The LibriBrain 2025 datasets provide MEG-based tasks with convenient download and caching from Hugging Face.

Common Arguments#

  • data_path: local root where files are stored / downloaded

  • preprocessing_str: expected preprocessing string in filenames

  • tmin, tmax: window relative to event (seconds)

  • standardize: z-score channels using per-run stats

  • include_run_keys: list of run keys to include (see constants.RUN_KEYS)

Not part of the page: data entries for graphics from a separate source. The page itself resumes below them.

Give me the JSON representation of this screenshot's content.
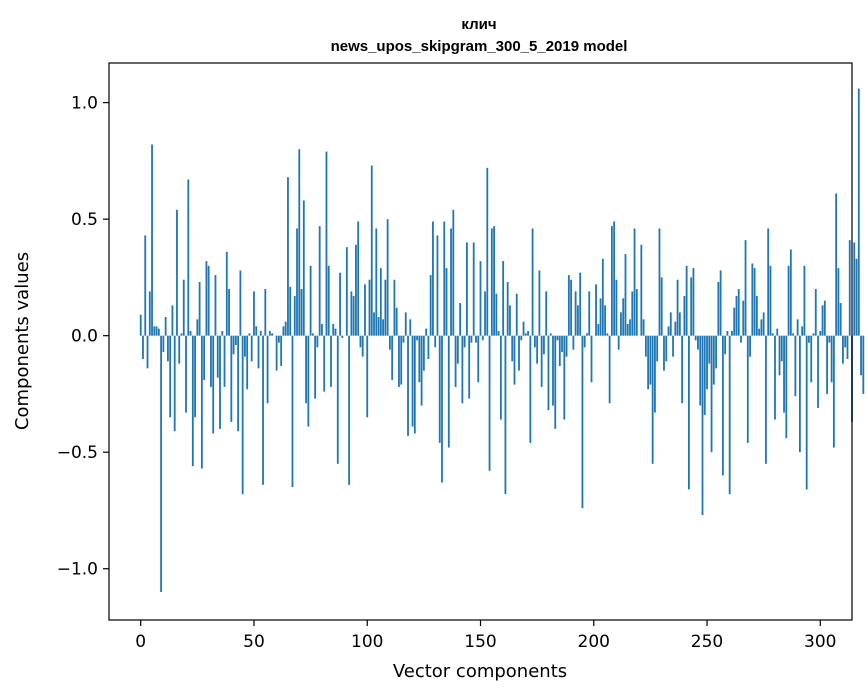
{
  "chart_data": {
    "type": "bar",
    "title": "клич",
    "subtitle": "news_upos_skipgram_300_5_2019 model",
    "xlabel": "Vector components",
    "ylabel": "Components values",
    "xlim": [
      -14,
      314
    ],
    "ylim": [
      -1.22,
      1.17
    ],
    "xticks": [
      0,
      50,
      100,
      150,
      200,
      250,
      300
    ],
    "xtick_labels": [
      "0",
      "50",
      "100",
      "150",
      "200",
      "250",
      "300"
    ],
    "yticks": [
      -1.0,
      -0.5,
      0.0,
      0.5,
      1.0
    ],
    "ytick_labels": [
      "−1.0",
      "−0.5",
      "0.0",
      "0.5",
      "1.0"
    ],
    "grid": false,
    "bar_color": "#1f77b4",
    "values": [
      0.09,
      -0.1,
      0.43,
      -0.14,
      0.19,
      0.82,
      0.04,
      0.04,
      0.03,
      -1.1,
      -0.07,
      0.08,
      -0.11,
      -0.35,
      0.13,
      -0.41,
      0.54,
      -0.12,
      0.01,
      0.24,
      -0.33,
      0.67,
      0.02,
      -0.56,
      -0.35,
      0.07,
      0.23,
      -0.57,
      -0.19,
      0.32,
      0.3,
      -0.22,
      -0.42,
      0.26,
      -0.18,
      -0.4,
      0.02,
      -0.22,
      0.36,
      0.2,
      -0.37,
      -0.08,
      -0.04,
      -0.41,
      0.28,
      -0.68,
      -0.09,
      -0.23,
      0.01,
      -0.11,
      0.19,
      0.04,
      -0.14,
      0.02,
      -0.64,
      0.2,
      -0.29,
      0.02,
      0.01,
      0.0,
      -0.15,
      -0.03,
      -0.13,
      0.04,
      0.06,
      0.68,
      0.21,
      -0.65,
      0.17,
      0.46,
      0.8,
      0.2,
      0.58,
      -0.29,
      -0.39,
      0.3,
      0.01,
      -0.27,
      -0.05,
      0.47,
      0.05,
      -0.24,
      0.79,
      0.3,
      -0.22,
      0.05,
      0.03,
      -0.55,
      0.27,
      -0.01,
      0.0,
      0.38,
      -0.64,
      0.19,
      0.17,
      0.39,
      0.49,
      -0.05,
      -0.09,
      0.22,
      -0.35,
      0.24,
      0.73,
      0.1,
      0.46,
      0.08,
      0.29,
      0.07,
      0.24,
      0.5,
      -0.06,
      -0.19,
      0.24,
      0.12,
      -0.22,
      -0.21,
      -0.03,
      0.1,
      -0.43,
      0.07,
      -0.39,
      -0.42,
      -0.02,
      -0.2,
      -0.3,
      -0.15,
      0.03,
      -0.1,
      0.26,
      0.49,
      -0.05,
      0.43,
      -0.46,
      -0.63,
      0.49,
      0.29,
      -0.48,
      0.46,
      0.54,
      -0.22,
      -0.12,
      0.14,
      -0.29,
      -0.05,
      0.4,
      -0.27,
      -0.03,
      0.4,
      -0.03,
      -0.2,
      0.32,
      -0.02,
      0.19,
      0.72,
      -0.58,
      0.46,
      0.47,
      0.18,
      0.02,
      -0.36,
      0.32,
      -0.68,
      0.23,
      0.13,
      -0.11,
      -0.21,
      0.18,
      -0.15,
      -0.02,
      0.06,
      0.01,
      0.02,
      -0.46,
      0.46,
      -0.05,
      -0.12,
      0.28,
      -0.22,
      -0.08,
      0.19,
      -0.32,
      0.01,
      -0.3,
      -0.4,
      -0.02,
      -0.13,
      -0.07,
      -0.36,
      -0.09,
      0.26,
      0.24,
      -0.06,
      0.19,
      0.13,
      0.27,
      -0.74,
      -0.05,
      0.01,
      0.19,
      -0.2,
      0.0,
      0.22,
      0.05,
      0.16,
      0.33,
      0.13,
      0.01,
      -0.29,
      0.47,
      0.49,
      0.24,
      -0.06,
      0.1,
      0.16,
      0.35,
      0.05,
      0.07,
      0.19,
      0.46,
      0.2,
      0.0,
      0.39,
      0.07,
      -0.09,
      -0.23,
      -0.21,
      -0.55,
      -0.33,
      -0.11,
      0.46,
      0.25,
      -0.15,
      -0.11,
      0.04,
      0.1,
      -0.09,
      0.06,
      0.24,
      0.1,
      -0.29,
      0.17,
      0.3,
      -0.66,
      0.25,
      0.29,
      -0.02,
      -0.06,
      -0.3,
      -0.77,
      -0.34,
      -0.23,
      -0.12,
      -0.5,
      -0.21,
      -0.14,
      0.23,
      0.28,
      -0.6,
      -0.08,
      0.02,
      -0.68,
      0.02,
      0.12,
      0.17,
      0.2,
      -0.03,
      0.15,
      0.41,
      -0.46,
      -0.09,
      0.31,
      0.29,
      0.17,
      0.03,
      0.07,
      0.1,
      -0.55,
      0.46,
      0.3,
      0.01,
      -0.36,
      0.03,
      -0.17,
      -0.11,
      -0.33,
      -0.44,
      0.3,
      0.37,
      0.01,
      -0.26,
      0.07,
      -0.5,
      0.04,
      0.3,
      -0.66,
      -0.03,
      -0.2,
      0.01,
      0.2,
      -0.31,
      0.02,
      0.13,
      0.15,
      -0.25,
      -0.03,
      -0.2,
      -0.48,
      0.61,
      0.29,
      0.14,
      -0.12,
      -0.05,
      -0.1,
      0.41,
      -0.37,
      0.4,
      0.33,
      1.06,
      -0.17,
      -0.25
    ]
  }
}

  • include_info: include an info dict in each sample

  • download: if True (default), fetch missing files via Hugging Face

Speech (binary time series)#

from pnpl.datasets import LibriBrainSpeech
from pnpl.datasets.libribrain2025 import constants

ds = LibriBrainSpeech(
    data_path="./data/LibriBrain",
    preprocessing_str="bads+headpos+sss+notch+bp+ds",
    include_run_keys=[constants.RUN_KEYS[0]],
    tmin=0.0,
    tmax=0.2,
    include_info=True,
)

print(len(ds))

Each item returns (data: float32[channels,time], labels: int[time], info: dict).

Phoneme (classification)#

from pnpl.datasets import LibriBrainPhoneme
from pnpl.datasets.libribrain2025 import constants

ds = LibriBrainPhoneme(
    data_path="./data/LibriBrain",
    preprocessing_str="bads+headpos+sss+notch+bp+ds",
    include_run_keys=[constants.RUN_KEYS[0]],
    tmin=-0.2,
    tmax=0.6,
)
print(len(ds))

Each item returns (data: float32[channels,time], label_id: int64).